There are many times in my life where I have been called the "Ice Queen.
The reason? Because I don't show emotion. I never react at the time disaster strikes, it's always behind closed doors, when everyone is tucked up, and fast asleep.
I guess the posts going back to The Bag in the Cupboard, parts 1, 2, and 3, are the one's to hi light the reason behind the name.
I can tell a story as the 'third' party looking in, although in fact I am usually one of the main characters. Most of my posts are real life experiences and looking back, I know when the pattern commenced.
I know exactly how long it will take me to react to a disaster, pinpoint to the hour that I will allow myself to cry, and know when I will have the required repercussion to the event, a panic attack or two, maybe three.

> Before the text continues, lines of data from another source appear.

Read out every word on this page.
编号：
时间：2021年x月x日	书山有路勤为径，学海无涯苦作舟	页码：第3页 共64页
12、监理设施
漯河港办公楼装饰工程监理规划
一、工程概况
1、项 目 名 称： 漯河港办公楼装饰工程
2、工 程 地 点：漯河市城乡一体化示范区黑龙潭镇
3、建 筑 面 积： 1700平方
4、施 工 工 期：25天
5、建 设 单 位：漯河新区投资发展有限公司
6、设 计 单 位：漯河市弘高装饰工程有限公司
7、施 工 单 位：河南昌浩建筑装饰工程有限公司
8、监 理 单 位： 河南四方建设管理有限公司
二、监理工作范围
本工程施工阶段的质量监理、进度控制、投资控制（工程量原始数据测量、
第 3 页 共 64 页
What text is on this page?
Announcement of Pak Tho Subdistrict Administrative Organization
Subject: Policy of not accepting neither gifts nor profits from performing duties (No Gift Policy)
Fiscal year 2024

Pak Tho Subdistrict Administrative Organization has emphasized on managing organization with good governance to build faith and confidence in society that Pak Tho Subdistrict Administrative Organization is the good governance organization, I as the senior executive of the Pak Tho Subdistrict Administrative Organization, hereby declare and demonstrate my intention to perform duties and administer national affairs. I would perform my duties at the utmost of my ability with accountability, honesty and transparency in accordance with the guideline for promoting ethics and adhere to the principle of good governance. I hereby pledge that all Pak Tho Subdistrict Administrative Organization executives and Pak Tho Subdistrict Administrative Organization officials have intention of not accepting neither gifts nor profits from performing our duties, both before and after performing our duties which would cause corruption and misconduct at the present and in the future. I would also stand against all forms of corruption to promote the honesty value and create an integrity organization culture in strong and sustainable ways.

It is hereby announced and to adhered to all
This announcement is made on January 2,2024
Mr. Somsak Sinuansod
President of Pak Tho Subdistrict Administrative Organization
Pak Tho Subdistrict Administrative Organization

I have the ability to be involved, yet remain apart at the same time. Until that particular time comes, when I fall apart. Hence the title, "Ice Queen". Do I deserve the title? I struggle to keep everyone together in a crisis, when they are falling apart, I sacrifice a part of me to keep them together.
I have been asked to read a Eulogy. I don't think I can do it, in fact I know I cannot. Not only that, I don't want to do it. The reason? I will lose my title, and cry. People will make a fuss, I'll get comments like "that's a first", or "look, she's crying."
I want to keep my title intact. The question is, at what cost?
I might add that "Ice", the word, is much closer to my family than I would like it to be.